Maio, 2021 - Edição 267

Sua Majestade Brás Cubas

Não há ser mais cruel do que uma criança, disse Freud. Com certeza, ele ficaria encantado em ver que tinha razão se pudesse ter lido Memórias Póstumas de Brás Cubas (1881), de Machado de Assis.
O capítulo intitulado “O menino é pai do homem” exemplifica muito bem e vai ao cerne dessa questão mostrando os lineamentos do menino no comportamento do adulto. O pequeno Brás Cubas, que ao nascer já era o que Freud chamou “Sua Majestade, o bebê”, foi saudado como um verdadeiro representante dos Cubas, a flor, o herói, a quem seriam destinados feitos extraordinários, na expectativa do pai e dos tios. Desse bebê rechonchudo passamos ao menino esperto, levado, mal educado mesmo, pois contava com a benevolência do pai adorador e da mãe ausente no quesito educação, pois esta era só coração, como disse o defunto Brás Cubas: “Minha mãe era uma senhora fraca, de pouco cérebro e muito coração”, ou seja, não era adepta de racionalismos, e sim, de afetos no trato familiar. O fato é que o defunto narrador destaca os seus malfeitos contemporizados pelo pai orgulhoso do filho peralta, no qual via um grande temperamento a desabrochar. “Ah! Brejeiro! Ah! Brejeiro!”, dizia o pai narcísico, encantado, que se via renascido em sua criatura que lhe concretizaria os sonhos de grandeza.

Para Freud, todos os conflitos psicológicos se situam na infância.
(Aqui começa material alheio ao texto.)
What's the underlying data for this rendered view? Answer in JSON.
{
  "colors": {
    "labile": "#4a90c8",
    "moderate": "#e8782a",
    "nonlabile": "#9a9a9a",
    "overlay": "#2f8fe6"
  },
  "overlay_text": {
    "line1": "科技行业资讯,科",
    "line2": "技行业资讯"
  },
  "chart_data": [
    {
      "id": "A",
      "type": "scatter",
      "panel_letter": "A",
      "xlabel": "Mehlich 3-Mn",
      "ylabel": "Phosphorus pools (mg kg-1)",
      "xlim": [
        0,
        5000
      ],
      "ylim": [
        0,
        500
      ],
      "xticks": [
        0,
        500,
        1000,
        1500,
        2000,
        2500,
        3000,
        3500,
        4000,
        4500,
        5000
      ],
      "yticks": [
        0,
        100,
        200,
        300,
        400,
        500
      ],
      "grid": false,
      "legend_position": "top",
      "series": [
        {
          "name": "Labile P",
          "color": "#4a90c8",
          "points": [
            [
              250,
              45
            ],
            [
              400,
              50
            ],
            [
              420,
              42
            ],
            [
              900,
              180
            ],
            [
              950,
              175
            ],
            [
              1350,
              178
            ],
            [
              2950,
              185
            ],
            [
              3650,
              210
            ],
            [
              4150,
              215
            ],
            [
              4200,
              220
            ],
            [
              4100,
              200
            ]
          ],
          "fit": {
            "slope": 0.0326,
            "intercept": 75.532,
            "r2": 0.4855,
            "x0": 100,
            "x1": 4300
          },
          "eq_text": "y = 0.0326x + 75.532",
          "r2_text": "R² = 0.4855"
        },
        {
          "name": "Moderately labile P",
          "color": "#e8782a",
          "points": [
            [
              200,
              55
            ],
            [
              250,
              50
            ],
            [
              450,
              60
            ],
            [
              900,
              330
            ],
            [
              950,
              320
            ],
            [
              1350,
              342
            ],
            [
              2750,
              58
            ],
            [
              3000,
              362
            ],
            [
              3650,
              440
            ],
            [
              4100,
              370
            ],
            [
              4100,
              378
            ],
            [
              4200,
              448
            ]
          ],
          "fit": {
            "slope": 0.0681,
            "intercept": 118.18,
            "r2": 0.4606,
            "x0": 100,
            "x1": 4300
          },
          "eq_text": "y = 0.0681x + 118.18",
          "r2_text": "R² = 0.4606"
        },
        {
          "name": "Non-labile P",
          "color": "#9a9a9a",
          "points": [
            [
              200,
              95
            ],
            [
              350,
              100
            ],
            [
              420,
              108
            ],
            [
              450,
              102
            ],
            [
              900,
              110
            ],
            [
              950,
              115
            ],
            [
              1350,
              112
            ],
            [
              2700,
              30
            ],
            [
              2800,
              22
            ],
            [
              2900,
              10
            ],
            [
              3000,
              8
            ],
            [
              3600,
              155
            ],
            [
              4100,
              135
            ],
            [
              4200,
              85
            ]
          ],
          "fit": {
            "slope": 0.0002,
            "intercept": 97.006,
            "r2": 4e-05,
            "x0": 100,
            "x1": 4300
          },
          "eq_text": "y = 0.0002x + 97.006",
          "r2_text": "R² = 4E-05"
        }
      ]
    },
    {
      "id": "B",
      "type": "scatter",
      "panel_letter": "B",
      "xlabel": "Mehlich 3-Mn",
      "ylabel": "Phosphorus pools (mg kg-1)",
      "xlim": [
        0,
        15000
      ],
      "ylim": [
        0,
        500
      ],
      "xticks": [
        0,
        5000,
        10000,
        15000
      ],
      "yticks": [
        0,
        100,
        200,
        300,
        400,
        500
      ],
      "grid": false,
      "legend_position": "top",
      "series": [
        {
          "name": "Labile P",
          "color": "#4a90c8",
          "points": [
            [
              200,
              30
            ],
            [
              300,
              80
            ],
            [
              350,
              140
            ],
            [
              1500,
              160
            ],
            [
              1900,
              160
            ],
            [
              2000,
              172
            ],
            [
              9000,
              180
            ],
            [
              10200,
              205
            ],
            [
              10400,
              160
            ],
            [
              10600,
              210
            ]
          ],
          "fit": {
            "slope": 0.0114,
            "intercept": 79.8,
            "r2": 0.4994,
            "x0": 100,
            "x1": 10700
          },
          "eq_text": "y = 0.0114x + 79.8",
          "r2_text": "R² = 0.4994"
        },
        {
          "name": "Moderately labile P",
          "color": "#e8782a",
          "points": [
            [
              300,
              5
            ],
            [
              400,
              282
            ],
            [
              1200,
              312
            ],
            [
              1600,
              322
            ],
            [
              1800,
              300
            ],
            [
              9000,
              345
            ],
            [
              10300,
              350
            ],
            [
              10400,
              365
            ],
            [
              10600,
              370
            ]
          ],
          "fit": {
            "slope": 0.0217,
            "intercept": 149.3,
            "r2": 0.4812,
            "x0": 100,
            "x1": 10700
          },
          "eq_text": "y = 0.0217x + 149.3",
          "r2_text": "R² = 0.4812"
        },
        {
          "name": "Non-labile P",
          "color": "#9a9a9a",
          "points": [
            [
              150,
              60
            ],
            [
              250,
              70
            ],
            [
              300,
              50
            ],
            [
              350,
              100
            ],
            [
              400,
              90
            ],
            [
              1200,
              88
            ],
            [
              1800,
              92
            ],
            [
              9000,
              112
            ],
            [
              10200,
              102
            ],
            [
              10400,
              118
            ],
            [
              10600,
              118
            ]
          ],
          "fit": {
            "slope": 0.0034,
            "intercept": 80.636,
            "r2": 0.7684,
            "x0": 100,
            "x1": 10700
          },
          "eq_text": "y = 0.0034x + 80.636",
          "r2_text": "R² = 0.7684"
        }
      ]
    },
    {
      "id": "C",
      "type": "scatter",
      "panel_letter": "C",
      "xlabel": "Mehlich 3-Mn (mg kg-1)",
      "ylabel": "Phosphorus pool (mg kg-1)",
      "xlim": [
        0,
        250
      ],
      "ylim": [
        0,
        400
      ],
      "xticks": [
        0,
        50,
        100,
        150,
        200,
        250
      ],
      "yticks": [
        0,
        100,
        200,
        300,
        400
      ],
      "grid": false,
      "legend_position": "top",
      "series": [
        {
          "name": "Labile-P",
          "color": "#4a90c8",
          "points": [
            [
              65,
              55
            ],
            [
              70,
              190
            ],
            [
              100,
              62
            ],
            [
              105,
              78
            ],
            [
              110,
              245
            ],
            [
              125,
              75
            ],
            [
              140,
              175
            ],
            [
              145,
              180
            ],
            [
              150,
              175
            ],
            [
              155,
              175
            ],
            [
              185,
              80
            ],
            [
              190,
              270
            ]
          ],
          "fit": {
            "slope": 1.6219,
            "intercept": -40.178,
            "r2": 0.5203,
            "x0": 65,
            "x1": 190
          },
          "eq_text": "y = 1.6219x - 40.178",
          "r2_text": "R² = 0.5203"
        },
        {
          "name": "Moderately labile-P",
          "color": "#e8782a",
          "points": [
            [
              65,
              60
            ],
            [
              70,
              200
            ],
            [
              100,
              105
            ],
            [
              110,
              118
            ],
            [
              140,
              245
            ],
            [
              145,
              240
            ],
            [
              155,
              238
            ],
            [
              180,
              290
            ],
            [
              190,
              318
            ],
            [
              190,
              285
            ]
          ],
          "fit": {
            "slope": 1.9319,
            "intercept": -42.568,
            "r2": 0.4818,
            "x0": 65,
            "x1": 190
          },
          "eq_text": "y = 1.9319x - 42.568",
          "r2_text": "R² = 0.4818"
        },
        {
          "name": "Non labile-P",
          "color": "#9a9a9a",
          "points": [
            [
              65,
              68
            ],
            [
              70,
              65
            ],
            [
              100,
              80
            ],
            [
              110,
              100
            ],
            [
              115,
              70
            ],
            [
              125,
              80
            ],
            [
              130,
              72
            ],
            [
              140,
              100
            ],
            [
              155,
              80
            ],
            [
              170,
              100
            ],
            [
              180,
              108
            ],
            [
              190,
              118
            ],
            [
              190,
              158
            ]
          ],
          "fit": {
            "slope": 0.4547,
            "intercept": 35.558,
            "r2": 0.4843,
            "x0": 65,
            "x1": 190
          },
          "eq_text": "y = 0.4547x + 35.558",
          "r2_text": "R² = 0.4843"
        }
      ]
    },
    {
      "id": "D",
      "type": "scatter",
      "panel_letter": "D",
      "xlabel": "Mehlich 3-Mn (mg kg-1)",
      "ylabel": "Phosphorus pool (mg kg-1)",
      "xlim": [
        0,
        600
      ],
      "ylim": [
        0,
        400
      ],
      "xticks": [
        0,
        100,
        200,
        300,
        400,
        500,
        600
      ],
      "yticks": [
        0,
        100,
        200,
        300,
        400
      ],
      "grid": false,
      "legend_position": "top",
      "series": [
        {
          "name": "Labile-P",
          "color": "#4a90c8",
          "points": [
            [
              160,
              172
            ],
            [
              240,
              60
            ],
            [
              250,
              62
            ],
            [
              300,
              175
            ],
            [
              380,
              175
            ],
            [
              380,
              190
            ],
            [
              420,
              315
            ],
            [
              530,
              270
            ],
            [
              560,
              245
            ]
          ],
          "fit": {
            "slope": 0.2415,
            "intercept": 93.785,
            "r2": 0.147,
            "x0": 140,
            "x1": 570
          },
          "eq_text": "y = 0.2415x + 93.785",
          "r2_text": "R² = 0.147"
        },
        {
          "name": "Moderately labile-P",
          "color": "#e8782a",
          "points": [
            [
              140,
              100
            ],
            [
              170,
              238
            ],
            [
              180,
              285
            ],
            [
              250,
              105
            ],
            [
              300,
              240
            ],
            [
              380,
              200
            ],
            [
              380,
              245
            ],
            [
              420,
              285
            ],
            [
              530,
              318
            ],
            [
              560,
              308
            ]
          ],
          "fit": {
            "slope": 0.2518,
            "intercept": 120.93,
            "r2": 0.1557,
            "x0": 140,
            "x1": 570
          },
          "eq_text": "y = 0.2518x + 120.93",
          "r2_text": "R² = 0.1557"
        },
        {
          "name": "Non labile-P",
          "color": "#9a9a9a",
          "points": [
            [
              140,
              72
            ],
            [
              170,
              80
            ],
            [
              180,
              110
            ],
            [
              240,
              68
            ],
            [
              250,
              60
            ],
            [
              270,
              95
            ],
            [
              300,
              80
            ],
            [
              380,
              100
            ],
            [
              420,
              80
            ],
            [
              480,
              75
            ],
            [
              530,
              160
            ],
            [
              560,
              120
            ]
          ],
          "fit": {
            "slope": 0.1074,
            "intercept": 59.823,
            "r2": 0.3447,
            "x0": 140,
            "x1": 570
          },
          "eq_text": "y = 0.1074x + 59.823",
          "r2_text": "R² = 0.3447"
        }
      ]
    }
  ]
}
Assim, consideramos que a cena da infância em que as maldades do menino são acobertadas pelo pai revela muito do adulto Brás Cubas. Vejamos: Por exemplo, “um dia quebrei a cabeça de uma escrava, porque me negara uma colher do doce de coco que estava fazendo, e, não contente com o malefício, deitei um punhado de cinzas no tacho, e, não satisfeito, fui dizer à minha mãe que a escrava é que estragara o doce ‘por pirraça’; e eu tinha apenas seis anos”.

Essa passagem revela muito do adulto, que reputamos perverso, como se a ausência daquele doce de coco tivesse deixado sua vida amarga, pois foi cruel em maior ou menor escala com todos que atravessaram o seu caminho. Foi contrariado pela escrava, a quem quebrou a cabeça, abonado pelo pai, que em particular lhe dava beijos, e seguiu vida afora se vingando de quem se lhe opusesse. O resultado é que Brás Cubas teve uma péssima ideia da progenitura e, por extensão, dos homens, a tudo e a todos negando, como atesta a frase final do romance: “– Não tive filhos, não transmiti a nenhuma criatura o legado da nossa miséria.”.

Pensamos que esse sentimento de fracasso se deu a partir do momento em que o menino “venceu” o pai que, ao contemporizar com suas diabruras, fez perceber que, por trás de tanta benevolência, se escondia uma fraqueza de caráter ou, pior, uma displicência em relação ao filho; o pai falhou ao não barrar a agressividade desmedida do menino regido pelo princípio do prazer, aquele impulso inconsciente – segundo a psicanálise de Freud – que não conhece o certo nem o errado, que só deseja realizar o que lhe dá satisfação, prazer. Falhou o pai porque não fez a criança conhecer o princípio da realidade, este regulador que situa o sujeito nas questões éticas e morais da sociedade, e que, curiosamente, é o guardião do princípio do prazer em defesa do ego, para que este não se perca. O desprazer equilibra o prazer, preserva o equilíbrio do ego e conduz ao prazer real, ainda segundo Freud.

Mas o menino Brás Cubas não conhecia a palavra “não” e, quando o tio fazia observar ao pai seus excessos, ele respondia que adotava na educação do filho um método inteiramente superior ao usado. “Iludiase a si próprio”, como oberva o adulto; mas não iludiu o menino nem o narrador defunto... Assim, cresceu ele naturalmente como “os gatos e as magnólias”, afeiçoado a todo tipo de injustiça, inclinado a atenuá-la, como confessa dolorosamente – mais que ironicamente. Não teve limites. E, como não conhecia Freud, nem Freud era o que viria a ser, Brás Cubas, numa visão determinista, atribui a frouxidão de seu caráter, a sua frivolidade, a sua formação, enfim, ao meio familiar e social, dizendo: “Dessa terra e desse estrume é que nasceu esta flor.”

Por Vera Lúcia de Oliveira, professora e da Academia de Letras do Brasil.